My father, who I’ve seen a handful of times over the last 19 years, always seemed to be on the run. Always on the defence about his absence. I could never understand; perhaps I was too young.

A part of me accepted his absence. I had my guardian who accepted me as his own and understood that ‘father’ is a verb. A supportive and proactive role.

But the paternal bond is strong. And just as I longed for the woman who gave me life, I longed for my father.

But I felt abandoned.

My own father had pushed me aside. I often questioned where he’d been and why he’d take months, even years, to reach out to me. I wondered if I reminded him of her and if this was too painful.

But I’d brush these thoughts and feelings aside hoping that one day I’d see my father again.

I came to realise the possible guilt he may have faced at letting me go and allowing my adoption. And I am certain, the pain and heart-ache caused by my mother’s death. Coming home to the wailing heart of your one-year-old daughter standing on the opposite side of the bathroom door from where your girlfriend lay.

Foaming at the mouth.

Dead.

A terrible sight to carry in your heart.

Was she trying to hold on? Or was it her intent to leave?

A terrible question to carry in your mind.

I came to accept my Father's decision

I trust the decision he made in letting me go and allowing my adoption into a life he may not have been able to provide. This was not said in our recent reconnection, but it is the only notion that brings me any kind of peace. I realise that it seemed my father was left desolate after both his daughter and love was taken in a matter of months.

It was a heart-break no man should face. A heart-break that breaks my heart.

After more than five years of having no contact, I continue to strengthen a bond between myself and my father.

As for a bond with my mom? I’ve recently gone back to a small town outside of Lesotho where she spent some of her childhood. I met and bonded with her family in hopes of finding her spirit and a sense of who she was. Although I haven’t found her, I have found myself.

I am now an adult and I continue to reach within myself to find the child who lost her mother.
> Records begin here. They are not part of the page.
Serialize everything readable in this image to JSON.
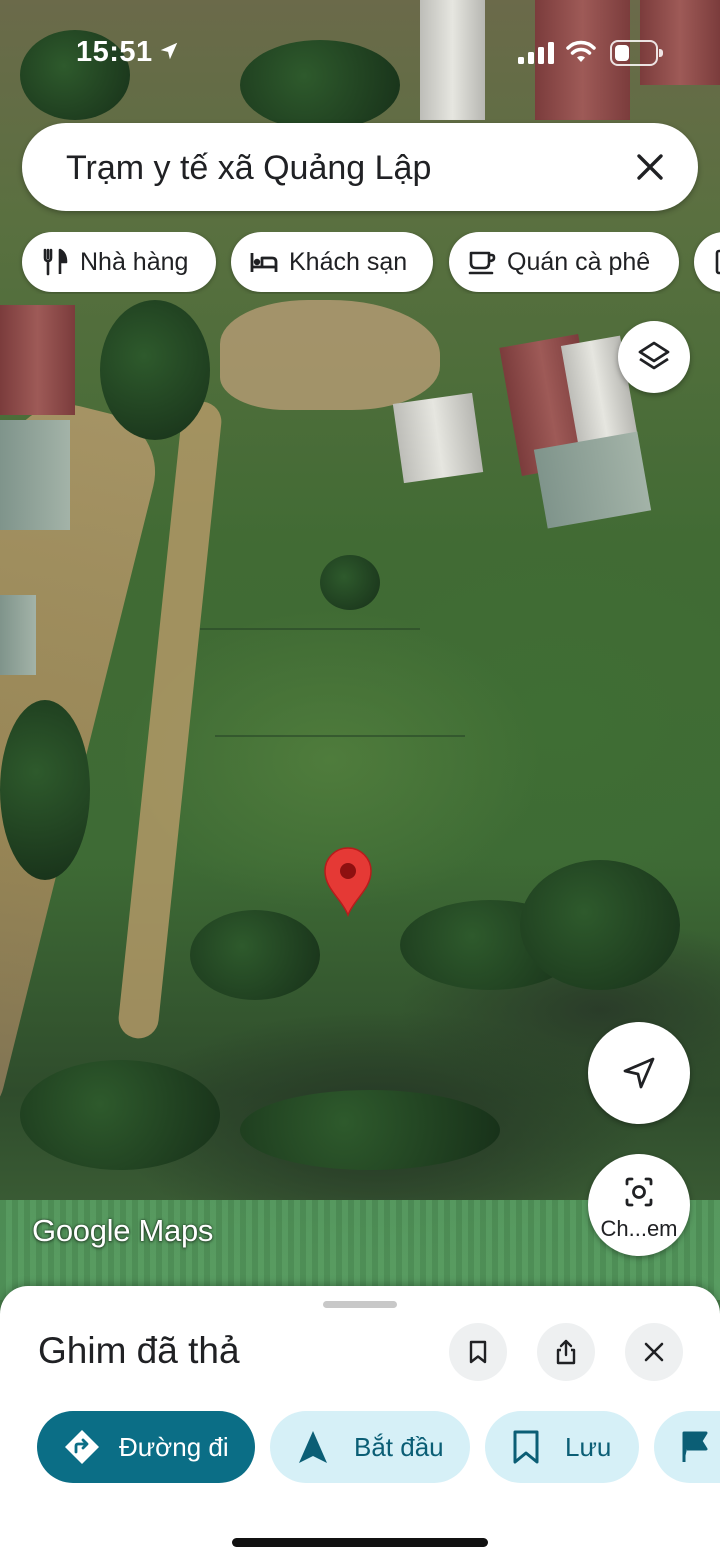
{
  "status_bar": {
    "time": "15:51"
  },
  "search": {
    "query": "Trạm y tế xã Quảng Lập"
  },
  "chips": [
    {
      "label": "Nhà hàng",
      "icon": "restaurant-icon"
    },
    {
      "label": "Khách sạn",
      "icon": "hotel-icon"
    },
    {
      "label": "Quán cà phê",
      "icon": "coffee-icon"
    }
  ],
  "map": {
    "attribution": "Google Maps",
    "lens_label": "Ch...em"
  },
  "sheet": {
    "title": "Ghim đã thả",
    "actions": {
      "directions": "Đường đi",
      "start": "Bắt đầu",
      "save": "Lưu"
    }
  },
  "colors": {
    "accent": "#0b6e86",
    "secondary_button": "#d6f0f7",
    "pin": "#e53935"
  }
}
To understand who this 1-year-old girl was and what she may have felt and seen bearing sole witness to her mother’s death.

Her spirit has transcended. She exists beyond the physical realm and I believe I will find her. In this life or the next.

And although the universe shifted my choice, it was to place my care into the arms of another set of parents who love me unconditionally and provide a life of comfort and opportunity. A life I may not have known.